The second category is computational work: fitting a nonlinear model, running a microsimulation, anything where the computer has to search for an answer rather than just reorganise your data. The bottleneck isn’t how many rows you have. It’s how hard the search is.
Suppose you suspect your wage data contains distinct subgroups (entry-level workers, mid-career professionals, senior management) but you have no variable identifying who belongs where. A mixture model estimates the subgroups directly from the distribution. The question is how many subgroups you ask it to find.
library(mixtools)
# Fit a 2-component mixture
system.time(mix2 <- normalmixEM(wages, k = 2, verb = FALSE))
# Fit a 5-component mixture: same data, same algorithm
system.time(mix5 <- normalmixEM(wages, k = 5, verb = FALSE))
Same 50,000 observations. Same algorithm. But the 5-component model has 14 parameters instead of 5, and the surface the optimiser navigates gets dramatically more complex. The components can swap labels with each other, creating ridges and saddle points that slow the search. You didn’t add a single row of data. You made the model harder, and the computation exploded. That’s the signature of a computational work problem.
How to tell which one you have
The simplest diagnostic is to ask what operation is running when things slow down, and what would make it slower.
If the slow operation is a merge, a sort, a groupby, or any reshaping of your data, and adding more rows would make it proportionally worse, you’re looking at a data work problem.
If the slow operation is an estimation routine, a simulation, or anything involving numerical optimisation, and adding more parameters or model complexity would make it worse regardless of how many rows you have, you’re looking at a computational work problem.
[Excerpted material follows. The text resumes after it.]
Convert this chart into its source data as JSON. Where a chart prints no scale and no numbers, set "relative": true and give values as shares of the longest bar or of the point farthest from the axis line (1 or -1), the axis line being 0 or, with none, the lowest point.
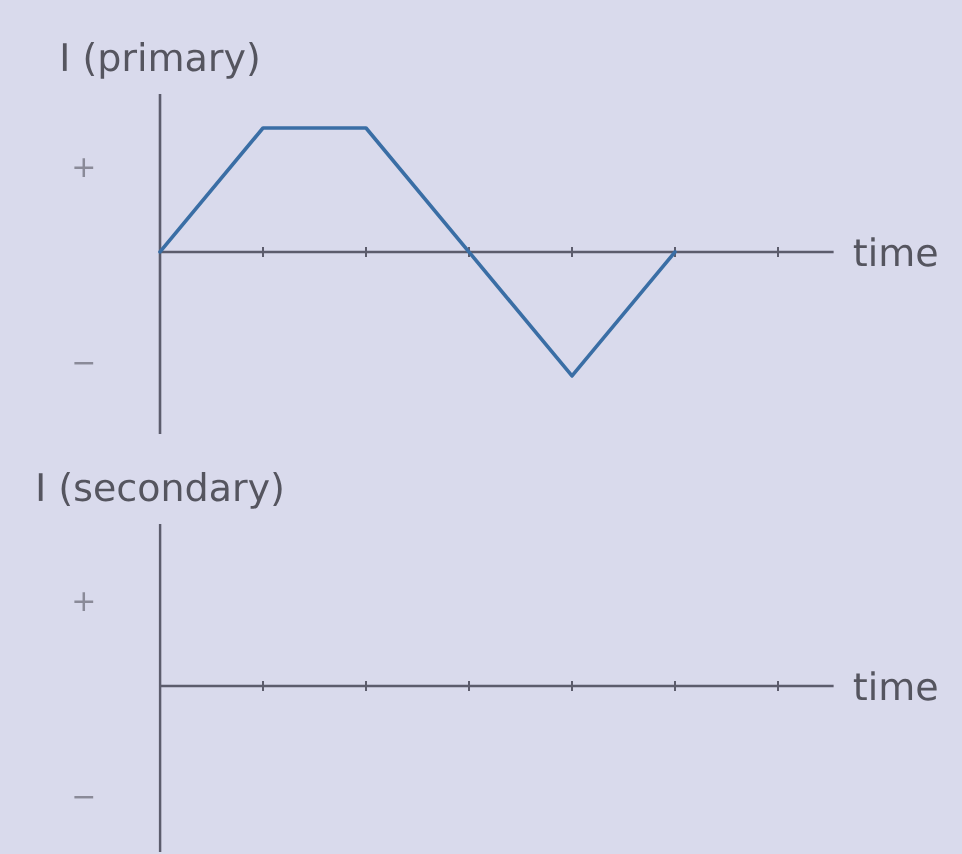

Knowing which problem you have won’t fix it automatically, but it tells you where to look next, and stops you from wasting time on solutions aimed at the wrong problem.
It’s also worth knowing that the tools most analysts default to were designed with data work in mind. They’re excellent at it. But the language you use for data work may not be the right one for computational work.
The usual fix for slow R code is a better package, or swap dplyr for data.table, or rewrite the loop as a vectorised call. That might work when the bottleneck is data. When the bottleneck is the model, the fix might not be in R at all.